Ia hanya menundukkan kepalanya dan terdengar isak tangis. Aku tidak tahu harus
bagaimana. Malam itu jadi malam yang kelabu. Dikamar hotel aku sama sekali
tidak bisa tidur.
Hari terakhir di Jakarta, Anin dengan
rautnya yang datar dengan rekan-rekannya menemani kami menuju bandara. Kami
mengucapkan terimakasih atas bantuan mereka. Tanpa mereka, kami bisa saja
mengalami kerugian karena ulah oknum tak bertanggung jawab.
Hari
berlalu dengan cepat, aku dan Anin sekarang jarang berkomunikasi. Memang
seharusnya begitu meski hatiku tidak bisa menyembunyikan perasaan sesak yang
luar biasa, Aku masih sayang dengan Anin. 3 bulan berlalu. Tiba-tiba Anin
memberiku pesan singkat. Ia sekarang berada di Jogja dan ingin aku datang ke
taman sekolah, saat kita awal kali merajut indahnya cinta. Aku pikir ini adalah
saatnya mengucapkan selamat tinggal untuk cinta Anin. Aku menyanggupinya.
Siang
hari, disekolah kami. Waktu itu sedang liburan sekolah. Aku datang terlebih
dahulu dan berkeliling sekolah nostalgia dengan masalalu. Kemudian Anin datang.
“Tra, aku pengen ngomong sama kamu…”
“Iya, Nin, ngomong aja.” jawabku pelan.
“Aku nolak dijodohkan, aku ngga bisa nglepasin
kamu, aku udah cinta mati sama kamu, Tra.” Ucapnya dengan lirih.
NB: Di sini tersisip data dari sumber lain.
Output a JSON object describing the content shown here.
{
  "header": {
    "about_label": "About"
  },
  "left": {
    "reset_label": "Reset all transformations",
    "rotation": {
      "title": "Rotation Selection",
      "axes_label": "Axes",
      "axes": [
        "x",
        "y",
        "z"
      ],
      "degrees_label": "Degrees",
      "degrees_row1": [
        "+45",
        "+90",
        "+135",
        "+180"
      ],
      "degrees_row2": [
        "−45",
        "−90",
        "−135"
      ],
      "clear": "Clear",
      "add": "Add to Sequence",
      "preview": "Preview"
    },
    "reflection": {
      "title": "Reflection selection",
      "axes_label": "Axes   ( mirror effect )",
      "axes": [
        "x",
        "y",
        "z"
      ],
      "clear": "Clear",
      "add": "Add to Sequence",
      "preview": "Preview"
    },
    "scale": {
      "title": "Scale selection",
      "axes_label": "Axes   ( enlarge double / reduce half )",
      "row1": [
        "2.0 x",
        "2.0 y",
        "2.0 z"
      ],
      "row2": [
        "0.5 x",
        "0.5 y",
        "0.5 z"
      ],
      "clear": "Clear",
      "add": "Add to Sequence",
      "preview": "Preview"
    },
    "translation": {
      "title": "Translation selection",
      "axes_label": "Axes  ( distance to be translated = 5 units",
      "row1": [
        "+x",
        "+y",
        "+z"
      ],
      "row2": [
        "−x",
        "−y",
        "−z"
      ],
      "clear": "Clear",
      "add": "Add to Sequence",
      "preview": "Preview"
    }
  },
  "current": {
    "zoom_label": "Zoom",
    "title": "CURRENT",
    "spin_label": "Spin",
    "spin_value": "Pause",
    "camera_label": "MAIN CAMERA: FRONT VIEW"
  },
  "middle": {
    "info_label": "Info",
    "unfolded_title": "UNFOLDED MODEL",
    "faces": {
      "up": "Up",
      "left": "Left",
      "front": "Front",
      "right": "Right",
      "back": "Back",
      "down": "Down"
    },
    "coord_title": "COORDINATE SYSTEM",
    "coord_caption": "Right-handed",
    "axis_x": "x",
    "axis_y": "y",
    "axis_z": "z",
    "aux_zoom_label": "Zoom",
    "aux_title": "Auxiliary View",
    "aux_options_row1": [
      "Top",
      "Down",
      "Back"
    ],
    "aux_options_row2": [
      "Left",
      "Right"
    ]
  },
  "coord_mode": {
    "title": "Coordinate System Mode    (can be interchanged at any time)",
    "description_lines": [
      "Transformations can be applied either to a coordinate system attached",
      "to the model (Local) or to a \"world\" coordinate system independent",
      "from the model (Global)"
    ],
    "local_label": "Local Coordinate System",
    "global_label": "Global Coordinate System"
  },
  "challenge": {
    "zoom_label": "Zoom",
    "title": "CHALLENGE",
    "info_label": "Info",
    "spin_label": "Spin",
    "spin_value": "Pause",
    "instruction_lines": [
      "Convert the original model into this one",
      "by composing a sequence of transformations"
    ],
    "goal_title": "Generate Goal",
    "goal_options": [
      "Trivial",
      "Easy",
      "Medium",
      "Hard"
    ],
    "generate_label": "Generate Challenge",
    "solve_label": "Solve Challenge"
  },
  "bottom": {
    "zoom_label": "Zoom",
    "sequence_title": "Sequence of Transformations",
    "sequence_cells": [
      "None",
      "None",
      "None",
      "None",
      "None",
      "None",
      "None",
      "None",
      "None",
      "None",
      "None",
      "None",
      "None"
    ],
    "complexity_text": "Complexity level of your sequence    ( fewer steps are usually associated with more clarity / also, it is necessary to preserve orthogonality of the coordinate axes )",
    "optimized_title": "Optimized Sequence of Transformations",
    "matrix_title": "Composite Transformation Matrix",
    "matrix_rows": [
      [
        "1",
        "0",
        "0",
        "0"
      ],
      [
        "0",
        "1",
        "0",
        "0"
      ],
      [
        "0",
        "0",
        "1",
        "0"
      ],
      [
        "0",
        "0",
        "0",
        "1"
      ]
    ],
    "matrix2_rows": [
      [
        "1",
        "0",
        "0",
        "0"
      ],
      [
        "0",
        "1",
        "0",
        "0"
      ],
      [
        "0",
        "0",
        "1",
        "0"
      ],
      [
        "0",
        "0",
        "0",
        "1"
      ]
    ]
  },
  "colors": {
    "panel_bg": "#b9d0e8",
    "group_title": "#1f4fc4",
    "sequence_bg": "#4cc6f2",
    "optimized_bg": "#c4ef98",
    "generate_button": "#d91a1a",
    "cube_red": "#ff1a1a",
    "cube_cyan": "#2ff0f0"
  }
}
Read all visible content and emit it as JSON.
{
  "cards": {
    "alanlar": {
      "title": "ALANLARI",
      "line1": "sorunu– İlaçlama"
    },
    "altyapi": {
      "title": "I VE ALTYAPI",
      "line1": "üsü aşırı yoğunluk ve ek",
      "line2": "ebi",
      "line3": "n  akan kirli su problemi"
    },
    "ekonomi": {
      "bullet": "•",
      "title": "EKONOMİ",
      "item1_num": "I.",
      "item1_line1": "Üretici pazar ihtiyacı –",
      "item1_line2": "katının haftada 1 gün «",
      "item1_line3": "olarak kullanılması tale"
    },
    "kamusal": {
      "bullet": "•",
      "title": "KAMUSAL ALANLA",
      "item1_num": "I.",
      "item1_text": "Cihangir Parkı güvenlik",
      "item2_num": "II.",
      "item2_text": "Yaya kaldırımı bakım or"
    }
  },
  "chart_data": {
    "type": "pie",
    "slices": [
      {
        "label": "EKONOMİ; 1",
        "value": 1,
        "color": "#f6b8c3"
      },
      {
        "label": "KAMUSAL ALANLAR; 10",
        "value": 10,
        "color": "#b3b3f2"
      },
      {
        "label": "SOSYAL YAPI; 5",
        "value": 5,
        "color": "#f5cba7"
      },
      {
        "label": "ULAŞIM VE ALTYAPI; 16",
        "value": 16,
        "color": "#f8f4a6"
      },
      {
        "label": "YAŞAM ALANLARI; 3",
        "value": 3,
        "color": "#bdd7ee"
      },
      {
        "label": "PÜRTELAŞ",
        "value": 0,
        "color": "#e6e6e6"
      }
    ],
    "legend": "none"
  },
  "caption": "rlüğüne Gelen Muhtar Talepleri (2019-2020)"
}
“Apaaaa?” aku masih tidak percaya dengan
ucapannya.
“Iya, aku cerita panjang lebar ke mamah, dan
mamah tersentuh hatinya, mamah lalu cerita ke papah buat ngebatalin semuanya.” jawabnya
panjang lebar.
“Nin, aku seneng banget dengernya. Aku juga
engga bisa ngelepasin kamu.” jawabku dengan senyum paling bahagia dimuka bumi
ini.
“Eh Tra, aku belum selesai nih…” raut Anin
berubah dari terharu menjadi tersenyum lebar.
“Apa Nin?”
“Ini mamah mau ketemu sama kamu, nih. Dia ada
didepan gerbang sekolah sekarang. Kita sekarang kesana yuk” pintanya manis.
“Hehehe iyadeh yuk.”
Maka kamipun bergandengan tangan menuju gerbang
sekolah, Nampak seorang ibu keluar dari mobilnya dan menyambut kami. Beliau
adalah ibu Anin, bu Indira.
- TAMAT -
Aneh ya, saya juga berpikir awalnya ini cerpen komedi lo... tapi kok jadi baper wkwkwk dimana Gatra yang humoris pemirsa?! apakah ia diculik dan diganti oleh Gatra yg lain? (kok mirip sama cerita Uttaran?) atau Gatra ternyata putra yang tertukar? Nah ini dia bagian menariknya. Silahkan beri kesimpulan sendiri. Btw terimakasih buat yg sudah mbaca.